Philpott, the section’s awards committee noted, is a key figure in the first generation of scholars to incorporate religion into the study of international relations. His research focuses on the relationship between religion and democracy, ethics, peace-building, reconciliation, and religious freedom.

A quarter-century ago, Philpott said, few political scientists were studying religion and global politics — a theory of secularization was dominant, arguing that religion was exiting the stage of history. The 9/11 terrorist attacks changed all of that, he said, and brought religion back to the forefront of the study of world affairs.

“My research, however, has not focused on religion’s capacity for violence, though I have looked at that. Rather, I study religion’s capacity for peace and justice, particularly in the areas of peacebuilding, reconciliation, religious freedom, and democratization,” Philpott said. “There is much evidence that religious leaders and communities have made a big difference in all of these ways over the years.”
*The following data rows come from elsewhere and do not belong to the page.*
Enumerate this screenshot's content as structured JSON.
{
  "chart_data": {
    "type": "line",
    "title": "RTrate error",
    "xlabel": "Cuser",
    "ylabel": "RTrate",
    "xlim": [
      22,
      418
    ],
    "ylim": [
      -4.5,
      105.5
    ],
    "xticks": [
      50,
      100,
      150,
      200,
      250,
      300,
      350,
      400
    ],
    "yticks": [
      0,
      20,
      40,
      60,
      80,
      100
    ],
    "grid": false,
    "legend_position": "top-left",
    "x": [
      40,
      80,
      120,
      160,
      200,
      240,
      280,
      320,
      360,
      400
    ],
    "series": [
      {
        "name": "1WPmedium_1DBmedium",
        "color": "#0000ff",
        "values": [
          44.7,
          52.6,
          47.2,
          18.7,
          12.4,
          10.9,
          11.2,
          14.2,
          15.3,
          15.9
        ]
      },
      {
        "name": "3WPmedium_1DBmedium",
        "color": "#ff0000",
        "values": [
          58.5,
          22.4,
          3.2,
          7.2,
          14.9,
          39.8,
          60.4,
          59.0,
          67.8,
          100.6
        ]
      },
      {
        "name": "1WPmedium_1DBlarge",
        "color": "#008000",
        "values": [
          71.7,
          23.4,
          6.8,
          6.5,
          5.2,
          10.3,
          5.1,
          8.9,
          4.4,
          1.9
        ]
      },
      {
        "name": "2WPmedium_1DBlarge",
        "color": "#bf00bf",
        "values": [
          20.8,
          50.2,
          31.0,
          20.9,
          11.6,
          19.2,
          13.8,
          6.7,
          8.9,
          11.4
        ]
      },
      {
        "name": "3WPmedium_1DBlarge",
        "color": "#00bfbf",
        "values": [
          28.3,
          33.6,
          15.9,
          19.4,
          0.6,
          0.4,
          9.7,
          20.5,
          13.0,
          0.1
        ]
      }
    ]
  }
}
Beyond research, Philpott has pursued service work and activism around the globe, including working with religious leaders in Kashmir and Central Africa on peace and reconciliation, and he conducted a major study of forgiveness in the wake of armed violence in Uganda.

“The selection committee has high hopes about Professor Philpott’s intellectual influence into the future, on the next generation of [international relations] and religion scholars,” the committee wrote. “The [international relations] discipline is now global, [and] interreligious dialogue on global political issues is a part of a globalizing world.”
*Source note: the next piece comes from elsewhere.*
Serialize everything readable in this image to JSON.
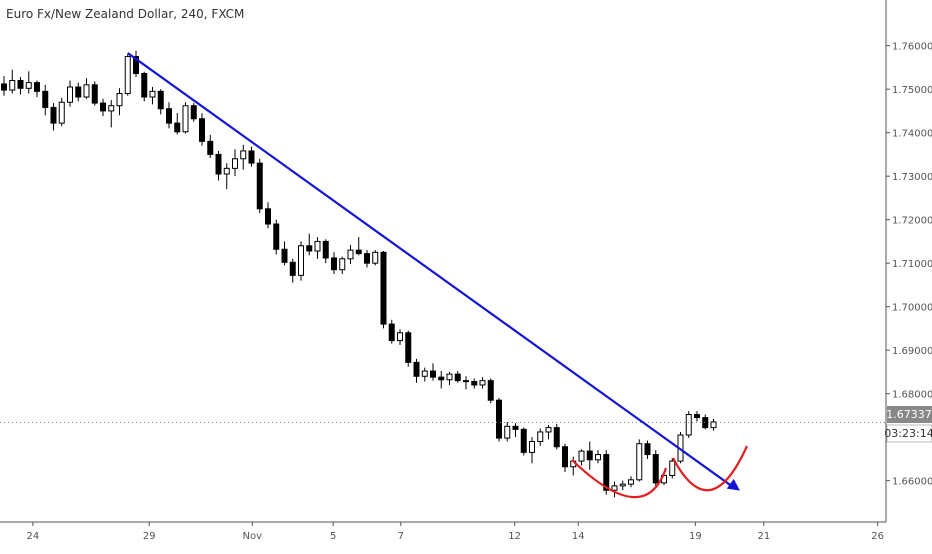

Philpott earned his Ph.D. in 1996 from Harvard University, then spent five years on the faculty at the University of California, Santa Barbara, before coming to Notre Dame in 2001. His monographs include Revolutions in Sovereignty (Princeton, 2001), God’s Century: Resurgent Religion in Global Politics (Norton, 2011, coauthored with Monica Duffy Toft and Timothy Samuel Shah), Just and Unjust Peace: An Ethic of Political Reconciliation (Oxford, 2012) and Religious Freedom in Islam: The Fate of a Universal Human Right in the Muslim World (Oxford, 2019). 

Philpott was honored by the ISA section at its annual conference earlier this month, which included a panel discussion on Philpott’s work and influence by eight other scholars from the field. 

“Receiving an award such as this makes me reflect on all those on whom my studies have depended so thoroughly — parents, family, friends, teachers, students, colleagues, and indeed the grace of God,” Philpott said. “I am immensely grateful to have worked at Notre Dame over the past two decades, an ideal setting in which to study religion and global politics.”